Not on the list? Andrew MacDonald, who has cleared waivers and been assigned to AHL Lehigh Valley. (That move allowed the Flyers to keep both Manning and youngster Scott Laughton.)

Also not on the list were prospects Shayne Gostisbehere, Robert Hagg, Sam Morin, Ivan Provorov and Travis Sanheim. The first three will start the season in the AHL. The last two have been sent back to junior.

But the opening-day roster is not where this story ends. How the Flyers’ defensive mix changes as the season progresses will be worth watching.

They’d no doubt love to move Schenn, a pending unrestricted free agent with a $3.6 million cap hit.

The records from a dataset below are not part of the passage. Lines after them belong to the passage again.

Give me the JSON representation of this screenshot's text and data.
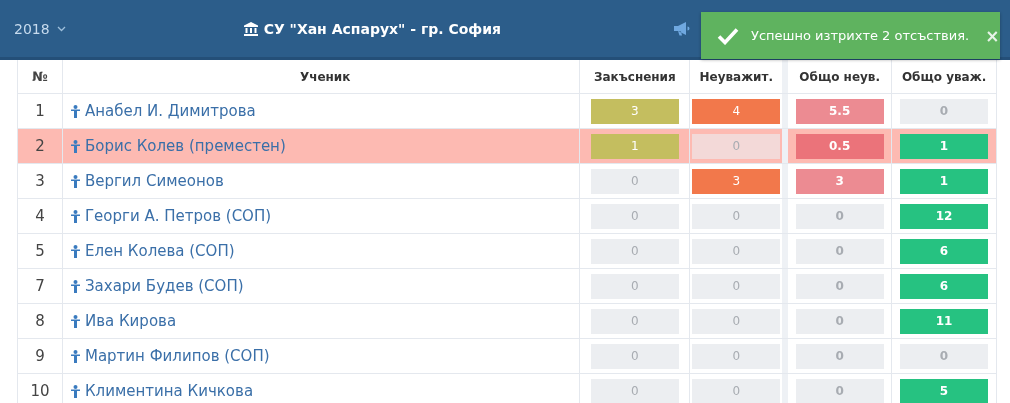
{
  "header": {
    "year": "2018",
    "school_title": "СУ \"Хан Аспарух\" - гр. София"
  },
  "toast": {
    "message": "Успешно изтрихте 2 отсъствия.",
    "close": "×"
  },
  "table": {
    "columns": [
      "№",
      "Ученик",
      "Закъснения",
      "Неуважит.",
      "Общо неув.",
      "Общо уваж."
    ],
    "rows": [
      {
        "highlighted": false,
        "cells": [
          {
            "kind": "number",
            "value": "1"
          },
          {
            "kind": "name",
            "value": "Анабел И. Димитрова"
          },
          {
            "kind": "late",
            "value": "3"
          },
          {
            "kind": "unexcused",
            "value": "4"
          },
          {
            "kind": "total",
            "value": "5.5"
          },
          {
            "kind": "zero",
            "value": "0"
          }
        ]
      },
      {
        "highlighted": true,
        "cells": [
          {
            "kind": "number",
            "value": "2"
          },
          {
            "kind": "name",
            "value": "Борис Колев (преместен)"
          },
          {
            "kind": "late",
            "value": "1"
          },
          {
            "kind": "zero",
            "value": "0"
          },
          {
            "kind": "total",
            "value": "0.5"
          },
          {
            "kind": "excused",
            "value": "1"
          }
        ]
      },
      {
        "highlighted": false,
        "cells": [
          {
            "kind": "number",
            "value": "3"
          },
          {
            "kind": "name",
            "value": "Вергил Симеонов"
          },
          {
            "kind": "zero",
            "value": "0"
          },
          {
            "kind": "unexcused",
            "value": "3"
          },
          {
            "kind": "total",
            "value": "3"
          },
          {
            "kind": "excused",
            "value": "1"
          }
        ]
      },
      {
        "highlighted": false,
        "cells": [
          {
            "kind": "number",
            "value": "4"
          },
          {
            "kind": "name",
            "value": "Георги А. Петров (СОП)"
          },
          {
            "kind": "zero",
            "value": "0"
          },
          {
            "kind": "zero",
            "value": "0"
          },
          {
            "kind": "zero",
            "value": "0"
          },
          {
            "kind": "excused",
            "value": "12"
          }
        ]
      },
      {
        "highlighted": false,
        "cells": [
          {
            "kind": "number",
            "value": "5"
          },
          {
            "kind": "name",
            "value": "Елен Колева (СОП)"
          },
          {
            "kind": "zero",
            "value": "0"
          },
          {
            "kind": "zero",
            "value": "0"
          },
          {
            "kind": "zero",
            "value": "0"
          },
          {
            "kind": "excused",
            "value": "6"
          }
        ]
      },
      {
        "highlighted": false,
        "cells": [
          {
            "kind": "number",
            "value": "7"
          },
          {
            "kind": "name",
            "value": "Захари Будев (СОП)"
          },
          {
            "kind": "zero",
            "value": "0"
          },
          {
            "kind": "zero",
            "value": "0"
          },
          {
            "kind": "zero",
            "value": "0"
          },
          {
            "kind": "excused",
            "value": "6"
          }
        ]
      },
      {
        "highlighted": false,
        "cells": [
          {
            "kind": "number",
            "value": "8"
          },
          {
            "kind": "name",
            "value": "Ива Кирова"
          },
          {
            "kind": "zero",
            "value": "0"
          },
          {
            "kind": "zero",
            "value": "0"
          },
          {
            "kind": "zero",
            "value": "0"
          },
          {
            "kind": "excused",
            "value": "11"
          }
        ]
      },
      {
        "highlighted": false,
        "cells": [
          {
            "kind": "number",
            "value": "9"
          },
          {
            "kind": "name",
            "value": "Мартин Филипов (СОП)"
          },
          {
            "kind": "zero",
            "value": "0"
          },
          {
            "kind": "zero",
            "value": "0"
          },
          {
            "kind": "zero",
            "value": "0"
          },
          {
            "kind": "zero",
            "value": "0"
          }
        ]
      },
      {
        "highlighted": false,
        "cells": [
          {
            "kind": "number",
            "value": "10"
          },
          {
            "kind": "name",
            "value": "Климентина Кичкова"
          },
          {
            "kind": "zero",
            "value": "0"
          },
          {
            "kind": "zero",
            "value": "0"
          },
          {
            "kind": "zero",
            "value": "0"
          },
          {
            "kind": "excused",
            "value": "5"
          }
        ]
      }
    ]
  }
}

He could also end up in the AHL, a la MacDonald.

Medvedev, the 33-year-old who came over from the KHL and put up five points in five preseason games, is another pending UFA. The club could either look to re-sign or flip him.

Might 37-year-old Streit be a chip worth cashing in at the deadline, especially if the Flyers aren’t in a playoff position on Feb. 29? He’s only got two years left on his contract.

Meanwhile, GM Ron Hextall will be watching pending restricted free agents Manning and Gudas closely. Are they part of the future?

So, lots of decisions to make in Philly as the blue line continues its much-needed transition.